Made in New Zealand -->  Brent Callaghan  @ Sun Microsystems
			 uucp: sun!bcallaghan
			 phone: (415) 336 6188

james@bigtex.uucp (James Van Artsdalen) (09/08/88)

In article <66892@sun.uucp>, brent%terra@Sun.COM (Brent Callaghan) wrote:
> In article <7460@bigtex.uucp>, james@bigtex.uucp (me) writes:

> > > 	$ trace date

> > What on earth does all of this have to do with printing the date and
> > time???  getgid?  ioctl?  That's 36 system calls.

> Most of the system calls in this example are taking care of the
> mapping in of the shared libraries.

How does this implementation compare to the SysVr3 shared libraries?
I had been under the impression there that shared libraries were
mapped into the address space by the kernel, not by the user process.
Is there any particular advantage between the two schemes, or does
SysVr3 do it like Sun OS-4?
-- 
James R. Van Artsdalen    ...!uunet!utastro!bigtex!james     "Live Free or Die"
Home: 512-346-2444 Work: 328-0282; 110 Wild Basin Rd. Ste #230, Austin TX 78746

guy@gorodish.Sun.COM (Guy Harris) (09/09/88)

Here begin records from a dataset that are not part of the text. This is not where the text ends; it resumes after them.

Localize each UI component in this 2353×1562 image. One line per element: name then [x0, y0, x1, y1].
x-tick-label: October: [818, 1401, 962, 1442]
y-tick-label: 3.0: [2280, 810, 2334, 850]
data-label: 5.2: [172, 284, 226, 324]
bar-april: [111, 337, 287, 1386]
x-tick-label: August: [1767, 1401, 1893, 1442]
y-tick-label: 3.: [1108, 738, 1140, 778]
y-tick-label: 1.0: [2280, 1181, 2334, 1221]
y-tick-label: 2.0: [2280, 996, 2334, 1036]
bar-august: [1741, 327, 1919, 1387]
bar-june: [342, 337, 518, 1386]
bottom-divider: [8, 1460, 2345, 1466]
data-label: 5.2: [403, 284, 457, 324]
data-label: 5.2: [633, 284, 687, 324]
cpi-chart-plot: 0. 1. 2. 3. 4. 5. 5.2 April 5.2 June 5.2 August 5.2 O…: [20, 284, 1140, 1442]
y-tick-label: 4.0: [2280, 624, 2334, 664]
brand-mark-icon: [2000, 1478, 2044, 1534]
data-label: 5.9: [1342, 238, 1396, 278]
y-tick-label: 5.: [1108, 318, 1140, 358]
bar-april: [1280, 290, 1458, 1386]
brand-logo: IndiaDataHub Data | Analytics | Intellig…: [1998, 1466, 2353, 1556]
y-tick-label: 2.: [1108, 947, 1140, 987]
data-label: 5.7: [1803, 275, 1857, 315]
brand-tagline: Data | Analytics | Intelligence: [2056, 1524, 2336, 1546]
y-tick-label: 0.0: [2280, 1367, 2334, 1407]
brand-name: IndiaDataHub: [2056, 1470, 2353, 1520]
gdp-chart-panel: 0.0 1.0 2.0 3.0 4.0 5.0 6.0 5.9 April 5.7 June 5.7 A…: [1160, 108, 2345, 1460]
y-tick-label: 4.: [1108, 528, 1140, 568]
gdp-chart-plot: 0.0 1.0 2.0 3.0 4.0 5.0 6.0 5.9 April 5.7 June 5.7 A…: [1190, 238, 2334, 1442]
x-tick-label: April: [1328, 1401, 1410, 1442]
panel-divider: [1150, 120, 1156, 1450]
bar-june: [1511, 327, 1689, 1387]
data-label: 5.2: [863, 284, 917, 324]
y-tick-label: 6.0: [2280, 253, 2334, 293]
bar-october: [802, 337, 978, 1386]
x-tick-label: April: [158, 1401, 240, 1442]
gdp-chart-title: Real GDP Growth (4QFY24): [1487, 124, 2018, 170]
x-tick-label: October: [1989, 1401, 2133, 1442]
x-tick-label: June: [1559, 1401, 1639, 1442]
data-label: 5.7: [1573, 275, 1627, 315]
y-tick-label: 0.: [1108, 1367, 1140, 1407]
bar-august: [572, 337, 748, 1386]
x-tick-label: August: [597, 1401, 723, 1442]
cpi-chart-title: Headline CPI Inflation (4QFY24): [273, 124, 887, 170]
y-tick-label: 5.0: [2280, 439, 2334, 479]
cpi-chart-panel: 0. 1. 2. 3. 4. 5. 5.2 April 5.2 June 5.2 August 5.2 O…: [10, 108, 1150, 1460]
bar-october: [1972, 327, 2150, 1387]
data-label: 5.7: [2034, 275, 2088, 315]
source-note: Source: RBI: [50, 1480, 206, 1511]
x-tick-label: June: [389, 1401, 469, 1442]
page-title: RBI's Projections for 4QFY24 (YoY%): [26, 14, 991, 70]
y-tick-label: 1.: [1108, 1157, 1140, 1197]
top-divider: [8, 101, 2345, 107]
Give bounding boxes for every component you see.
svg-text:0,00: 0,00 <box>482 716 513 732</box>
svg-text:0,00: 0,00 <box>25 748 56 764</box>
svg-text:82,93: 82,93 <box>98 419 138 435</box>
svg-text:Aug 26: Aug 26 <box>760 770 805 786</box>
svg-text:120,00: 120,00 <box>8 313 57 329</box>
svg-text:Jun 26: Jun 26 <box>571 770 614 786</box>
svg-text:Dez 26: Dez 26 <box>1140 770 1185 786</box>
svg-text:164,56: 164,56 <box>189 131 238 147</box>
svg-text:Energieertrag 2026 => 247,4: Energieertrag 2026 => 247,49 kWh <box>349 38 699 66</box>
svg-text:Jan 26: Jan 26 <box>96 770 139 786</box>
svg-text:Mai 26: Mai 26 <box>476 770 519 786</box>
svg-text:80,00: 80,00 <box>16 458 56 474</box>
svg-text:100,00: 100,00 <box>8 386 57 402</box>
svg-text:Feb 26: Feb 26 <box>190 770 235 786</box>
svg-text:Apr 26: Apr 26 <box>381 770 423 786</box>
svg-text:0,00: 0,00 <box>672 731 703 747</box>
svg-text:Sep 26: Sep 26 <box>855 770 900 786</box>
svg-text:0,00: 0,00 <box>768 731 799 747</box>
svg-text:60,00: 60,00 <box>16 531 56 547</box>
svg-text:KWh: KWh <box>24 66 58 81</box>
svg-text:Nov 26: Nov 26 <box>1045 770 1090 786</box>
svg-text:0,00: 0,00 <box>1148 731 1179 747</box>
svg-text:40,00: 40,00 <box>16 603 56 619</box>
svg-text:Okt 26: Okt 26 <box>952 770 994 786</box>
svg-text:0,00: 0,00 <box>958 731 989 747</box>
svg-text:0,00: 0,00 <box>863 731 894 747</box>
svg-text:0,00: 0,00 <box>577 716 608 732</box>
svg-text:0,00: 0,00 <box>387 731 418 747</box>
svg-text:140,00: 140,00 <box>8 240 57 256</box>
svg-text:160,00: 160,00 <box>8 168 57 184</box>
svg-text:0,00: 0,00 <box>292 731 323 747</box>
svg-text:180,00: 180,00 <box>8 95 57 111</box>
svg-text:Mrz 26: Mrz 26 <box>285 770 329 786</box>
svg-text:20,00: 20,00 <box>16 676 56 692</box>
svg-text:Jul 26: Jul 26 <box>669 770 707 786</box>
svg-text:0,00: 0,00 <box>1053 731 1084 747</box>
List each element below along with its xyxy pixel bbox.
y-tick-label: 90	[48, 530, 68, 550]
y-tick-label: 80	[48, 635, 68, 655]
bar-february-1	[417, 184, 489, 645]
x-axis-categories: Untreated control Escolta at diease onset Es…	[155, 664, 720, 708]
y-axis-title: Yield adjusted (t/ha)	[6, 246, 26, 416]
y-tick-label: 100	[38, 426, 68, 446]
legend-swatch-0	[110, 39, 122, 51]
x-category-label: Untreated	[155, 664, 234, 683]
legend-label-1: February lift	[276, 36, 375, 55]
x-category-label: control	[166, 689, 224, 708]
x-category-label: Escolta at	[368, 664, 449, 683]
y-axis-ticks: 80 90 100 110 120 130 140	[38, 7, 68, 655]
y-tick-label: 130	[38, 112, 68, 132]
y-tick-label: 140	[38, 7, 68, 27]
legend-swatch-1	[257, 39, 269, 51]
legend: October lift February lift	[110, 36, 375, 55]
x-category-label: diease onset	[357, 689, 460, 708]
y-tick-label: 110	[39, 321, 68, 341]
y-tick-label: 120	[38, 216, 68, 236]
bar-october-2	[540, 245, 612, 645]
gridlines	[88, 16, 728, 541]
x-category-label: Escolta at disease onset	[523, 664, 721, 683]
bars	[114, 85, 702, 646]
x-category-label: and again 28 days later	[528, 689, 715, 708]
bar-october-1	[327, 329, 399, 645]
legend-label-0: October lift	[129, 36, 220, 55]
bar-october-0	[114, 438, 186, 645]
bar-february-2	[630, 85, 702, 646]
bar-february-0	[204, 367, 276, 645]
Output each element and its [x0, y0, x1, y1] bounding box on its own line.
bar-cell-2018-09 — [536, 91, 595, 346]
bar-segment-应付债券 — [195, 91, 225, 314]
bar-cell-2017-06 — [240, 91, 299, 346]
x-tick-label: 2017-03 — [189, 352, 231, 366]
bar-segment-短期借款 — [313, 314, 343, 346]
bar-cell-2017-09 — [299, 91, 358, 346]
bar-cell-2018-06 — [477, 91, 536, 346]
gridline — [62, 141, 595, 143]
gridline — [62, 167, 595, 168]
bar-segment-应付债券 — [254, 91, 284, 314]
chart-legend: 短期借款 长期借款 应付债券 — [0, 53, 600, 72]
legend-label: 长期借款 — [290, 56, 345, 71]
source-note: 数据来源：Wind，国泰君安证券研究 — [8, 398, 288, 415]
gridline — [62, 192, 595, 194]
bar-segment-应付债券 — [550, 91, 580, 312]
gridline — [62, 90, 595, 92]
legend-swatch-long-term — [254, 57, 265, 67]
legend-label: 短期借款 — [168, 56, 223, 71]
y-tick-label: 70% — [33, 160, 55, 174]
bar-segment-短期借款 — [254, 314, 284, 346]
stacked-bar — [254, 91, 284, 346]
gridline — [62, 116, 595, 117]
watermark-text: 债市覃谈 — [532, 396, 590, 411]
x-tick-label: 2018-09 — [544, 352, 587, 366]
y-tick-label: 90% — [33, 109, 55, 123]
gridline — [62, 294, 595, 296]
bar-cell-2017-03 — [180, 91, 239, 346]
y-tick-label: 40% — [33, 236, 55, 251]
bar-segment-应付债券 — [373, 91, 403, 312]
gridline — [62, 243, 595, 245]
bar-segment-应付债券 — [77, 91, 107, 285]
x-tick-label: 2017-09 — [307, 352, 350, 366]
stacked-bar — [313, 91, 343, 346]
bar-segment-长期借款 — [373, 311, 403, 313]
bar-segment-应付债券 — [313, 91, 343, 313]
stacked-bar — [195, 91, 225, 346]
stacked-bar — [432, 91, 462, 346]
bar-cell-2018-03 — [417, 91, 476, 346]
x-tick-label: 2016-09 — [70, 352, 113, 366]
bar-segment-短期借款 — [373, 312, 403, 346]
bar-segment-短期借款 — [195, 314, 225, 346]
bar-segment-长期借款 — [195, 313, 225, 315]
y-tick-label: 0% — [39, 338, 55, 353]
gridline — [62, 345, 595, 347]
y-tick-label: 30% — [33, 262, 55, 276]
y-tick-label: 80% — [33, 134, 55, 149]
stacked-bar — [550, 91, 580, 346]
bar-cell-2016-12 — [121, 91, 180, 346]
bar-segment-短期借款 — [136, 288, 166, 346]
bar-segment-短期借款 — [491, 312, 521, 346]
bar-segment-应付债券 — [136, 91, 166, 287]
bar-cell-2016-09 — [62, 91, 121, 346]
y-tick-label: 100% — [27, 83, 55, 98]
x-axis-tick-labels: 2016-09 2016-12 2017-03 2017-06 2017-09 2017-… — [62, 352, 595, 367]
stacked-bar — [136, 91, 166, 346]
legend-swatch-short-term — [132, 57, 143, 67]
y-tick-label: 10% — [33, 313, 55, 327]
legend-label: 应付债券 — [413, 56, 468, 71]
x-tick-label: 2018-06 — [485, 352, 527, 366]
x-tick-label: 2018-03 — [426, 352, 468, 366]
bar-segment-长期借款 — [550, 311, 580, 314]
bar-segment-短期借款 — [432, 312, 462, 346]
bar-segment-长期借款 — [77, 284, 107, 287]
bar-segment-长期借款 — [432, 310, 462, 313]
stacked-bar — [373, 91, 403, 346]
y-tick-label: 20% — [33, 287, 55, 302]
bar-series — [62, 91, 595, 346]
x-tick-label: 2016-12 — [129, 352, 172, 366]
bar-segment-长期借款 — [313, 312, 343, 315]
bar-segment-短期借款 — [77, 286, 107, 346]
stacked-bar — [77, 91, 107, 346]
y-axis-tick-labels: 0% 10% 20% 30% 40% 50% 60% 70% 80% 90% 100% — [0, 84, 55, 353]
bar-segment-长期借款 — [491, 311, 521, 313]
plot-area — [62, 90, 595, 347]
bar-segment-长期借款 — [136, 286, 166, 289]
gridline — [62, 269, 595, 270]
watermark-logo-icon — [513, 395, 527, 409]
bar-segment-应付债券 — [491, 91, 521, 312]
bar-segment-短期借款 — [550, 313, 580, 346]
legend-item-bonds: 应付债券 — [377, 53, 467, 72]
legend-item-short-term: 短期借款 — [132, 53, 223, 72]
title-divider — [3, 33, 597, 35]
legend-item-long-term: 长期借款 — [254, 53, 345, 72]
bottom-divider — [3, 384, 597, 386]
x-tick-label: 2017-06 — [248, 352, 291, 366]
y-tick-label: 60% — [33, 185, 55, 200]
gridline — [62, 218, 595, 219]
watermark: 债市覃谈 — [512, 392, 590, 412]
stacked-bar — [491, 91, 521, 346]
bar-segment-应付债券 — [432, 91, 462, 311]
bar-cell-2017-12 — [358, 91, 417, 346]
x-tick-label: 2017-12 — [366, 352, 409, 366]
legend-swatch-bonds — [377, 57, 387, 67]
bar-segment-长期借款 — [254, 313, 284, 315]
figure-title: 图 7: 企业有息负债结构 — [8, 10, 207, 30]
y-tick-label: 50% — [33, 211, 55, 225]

> How does this implementation compare to the SysVr3 shared libraries?
> I had been under the impression there that shared libraries were
> mapped into the address space by the kernel, not by the user process.
> Is there any particular advantage between the two schemes, or does
> SysVr3 do it like Sun OS-4?

S5R3 does it in the kernel.  SunOS 4.0 does it in user mode.  The advantage to
the latter is that it's done in user mode; this means the code that does it
isn't wired-down code in the kernel, and means that it's easier to debug,
replace, etc..

It also means it's easier to make it more powerful; the SunOS shared libraries
are not tied to specific locations, and relocation is done when the library is
mapped in.  Process A can map the library in at address A, while process B can
map it in at address B.  This obviates the need to "register" shared libraries
at particular addresses.

In addition, you can specify a "search path" for shared libraries, so that you
can provide a "private" shared library that, for example, could wrap all system
calls that take pathnames with code that knows how to expand "~username", so
that all dynamically-linked programs will understand "~username" (with one
exception; set-UID and set-GID programs ignore this path, for obvious reasons).
Not all of the mechanism to make this convenient is present in the current
release, but it will probably appear in future releases.

You could also provide a run-time interface to the dynamic linker, so you can
write code that, for example, reads the name of a shared library file from
another file, and then gets a pointer to the routine named "foobar" in that
file and calls it.  This could be convenient for structured document editors;
if you wanted to define a new kind of frame within a document, say a frame for
editing PERT charts, you could make the implementation of that frame into a
shared library file and tell the editor that the code to implement this kind of
frame is in "/usr/local/docedit/lib/pert_frame.so".  Again, this mechanism is
not currently present, but will probably appear eventually.